In this problem, 2-chloro-3-dimethyl-pentane is treated with H2O and -OH to show the results of both an SN1 and SN2 reactions. SN1 reactions react with weak bases, so the compound treated with H2O will cause SN1. SN2 happen in presence of strong bases so -OH will cause an SN1 reaction. First in the SN1 reaction, unlike an SN2 reaction, a carbocation can form. Because of this, when the OH goes to substitute for the Cl, the positive charge on the second carbon is moved to the third carbon with a methyl shift from 3 to 2 (moves from secondary to tertiary to form most stable carbocation). The OH is formed on the third carbon to form 2-methyl-3-methyl-3-pentanol. The SN2 reaction with -OH doesn not have a carbocation, so the OH will form on the secondary second carbon. However, SN2 reactions invert the stereochemistry on the carbon it attaches to (it has a back side attack and comes in on the side opposite the leaving group). because of this, the OH is shown attached at the bottom of the C below where the Cl left.

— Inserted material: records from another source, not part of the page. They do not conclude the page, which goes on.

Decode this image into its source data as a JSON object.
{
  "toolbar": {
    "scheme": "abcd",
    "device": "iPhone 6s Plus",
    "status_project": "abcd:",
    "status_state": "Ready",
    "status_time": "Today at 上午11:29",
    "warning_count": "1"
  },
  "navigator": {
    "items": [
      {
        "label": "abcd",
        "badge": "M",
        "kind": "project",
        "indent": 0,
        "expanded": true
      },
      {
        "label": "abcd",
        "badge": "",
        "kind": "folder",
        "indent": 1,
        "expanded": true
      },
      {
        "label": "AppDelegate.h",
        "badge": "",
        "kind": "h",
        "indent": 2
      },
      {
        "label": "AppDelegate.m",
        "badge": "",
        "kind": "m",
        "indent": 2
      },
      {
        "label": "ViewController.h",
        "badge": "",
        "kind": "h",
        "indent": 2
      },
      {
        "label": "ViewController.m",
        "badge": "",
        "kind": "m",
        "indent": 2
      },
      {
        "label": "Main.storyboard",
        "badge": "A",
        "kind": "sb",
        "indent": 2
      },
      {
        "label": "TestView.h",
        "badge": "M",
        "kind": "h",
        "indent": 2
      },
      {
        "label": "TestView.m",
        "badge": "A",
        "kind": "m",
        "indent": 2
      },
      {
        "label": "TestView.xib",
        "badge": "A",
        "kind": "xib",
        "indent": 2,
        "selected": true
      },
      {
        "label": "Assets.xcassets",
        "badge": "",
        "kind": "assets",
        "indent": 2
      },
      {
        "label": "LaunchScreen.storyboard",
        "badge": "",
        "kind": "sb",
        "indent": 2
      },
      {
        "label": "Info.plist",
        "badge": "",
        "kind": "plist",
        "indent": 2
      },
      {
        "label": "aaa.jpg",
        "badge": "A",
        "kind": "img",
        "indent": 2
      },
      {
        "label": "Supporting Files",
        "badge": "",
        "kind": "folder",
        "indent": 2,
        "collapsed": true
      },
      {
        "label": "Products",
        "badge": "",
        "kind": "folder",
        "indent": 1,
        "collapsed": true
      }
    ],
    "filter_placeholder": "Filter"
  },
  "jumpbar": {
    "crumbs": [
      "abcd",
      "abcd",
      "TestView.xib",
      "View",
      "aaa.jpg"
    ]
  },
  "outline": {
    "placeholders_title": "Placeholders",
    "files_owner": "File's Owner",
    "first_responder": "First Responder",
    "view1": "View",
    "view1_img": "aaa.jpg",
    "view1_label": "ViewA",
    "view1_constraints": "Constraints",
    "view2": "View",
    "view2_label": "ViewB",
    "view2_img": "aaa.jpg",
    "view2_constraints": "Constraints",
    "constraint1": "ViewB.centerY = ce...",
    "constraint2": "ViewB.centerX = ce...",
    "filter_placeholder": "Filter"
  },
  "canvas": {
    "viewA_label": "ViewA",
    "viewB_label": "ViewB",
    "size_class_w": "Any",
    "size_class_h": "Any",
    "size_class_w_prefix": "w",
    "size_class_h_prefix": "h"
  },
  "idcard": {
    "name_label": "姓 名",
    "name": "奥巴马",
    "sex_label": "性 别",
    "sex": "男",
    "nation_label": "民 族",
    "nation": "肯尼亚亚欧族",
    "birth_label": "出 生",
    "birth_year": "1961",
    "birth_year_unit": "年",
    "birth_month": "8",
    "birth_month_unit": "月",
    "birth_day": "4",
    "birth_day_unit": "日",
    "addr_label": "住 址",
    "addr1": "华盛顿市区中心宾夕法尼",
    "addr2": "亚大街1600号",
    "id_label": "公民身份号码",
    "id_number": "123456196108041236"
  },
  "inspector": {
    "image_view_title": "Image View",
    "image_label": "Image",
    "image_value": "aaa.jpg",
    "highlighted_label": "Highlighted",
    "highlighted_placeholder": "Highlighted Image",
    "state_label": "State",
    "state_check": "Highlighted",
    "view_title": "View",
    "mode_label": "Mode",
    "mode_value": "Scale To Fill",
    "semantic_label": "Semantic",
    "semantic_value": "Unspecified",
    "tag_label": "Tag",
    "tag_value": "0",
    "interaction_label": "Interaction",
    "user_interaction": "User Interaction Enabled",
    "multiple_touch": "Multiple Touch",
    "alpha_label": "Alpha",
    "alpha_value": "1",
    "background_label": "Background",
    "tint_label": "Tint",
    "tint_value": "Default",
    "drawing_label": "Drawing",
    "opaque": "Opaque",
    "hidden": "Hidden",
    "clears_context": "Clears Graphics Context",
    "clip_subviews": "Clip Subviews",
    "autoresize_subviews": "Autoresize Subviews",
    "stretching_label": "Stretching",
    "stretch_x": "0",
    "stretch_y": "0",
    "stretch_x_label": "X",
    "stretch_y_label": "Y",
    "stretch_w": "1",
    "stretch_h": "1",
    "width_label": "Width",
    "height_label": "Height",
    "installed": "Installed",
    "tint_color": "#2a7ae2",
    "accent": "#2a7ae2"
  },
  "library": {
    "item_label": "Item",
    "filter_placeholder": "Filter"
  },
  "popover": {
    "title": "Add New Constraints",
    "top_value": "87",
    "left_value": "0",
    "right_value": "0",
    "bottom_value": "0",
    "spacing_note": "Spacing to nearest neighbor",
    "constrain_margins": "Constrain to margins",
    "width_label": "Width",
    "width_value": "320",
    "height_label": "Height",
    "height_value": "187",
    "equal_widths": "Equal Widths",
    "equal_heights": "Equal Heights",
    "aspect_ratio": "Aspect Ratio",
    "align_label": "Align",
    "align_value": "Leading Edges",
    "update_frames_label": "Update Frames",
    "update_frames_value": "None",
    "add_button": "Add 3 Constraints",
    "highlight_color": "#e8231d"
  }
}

The SN reactions gave me the most problems. I kept looking for a carbo cation when I didn't need one. The OH on the bottom moves to the most substituted Carbon
ReplyDeleteI felt the opposite, and had more trouble with the elimination problems. I had trouble remembering where the double bond went. That is why I did a problem on this blog concentrating on both e1 and sn1 reactions.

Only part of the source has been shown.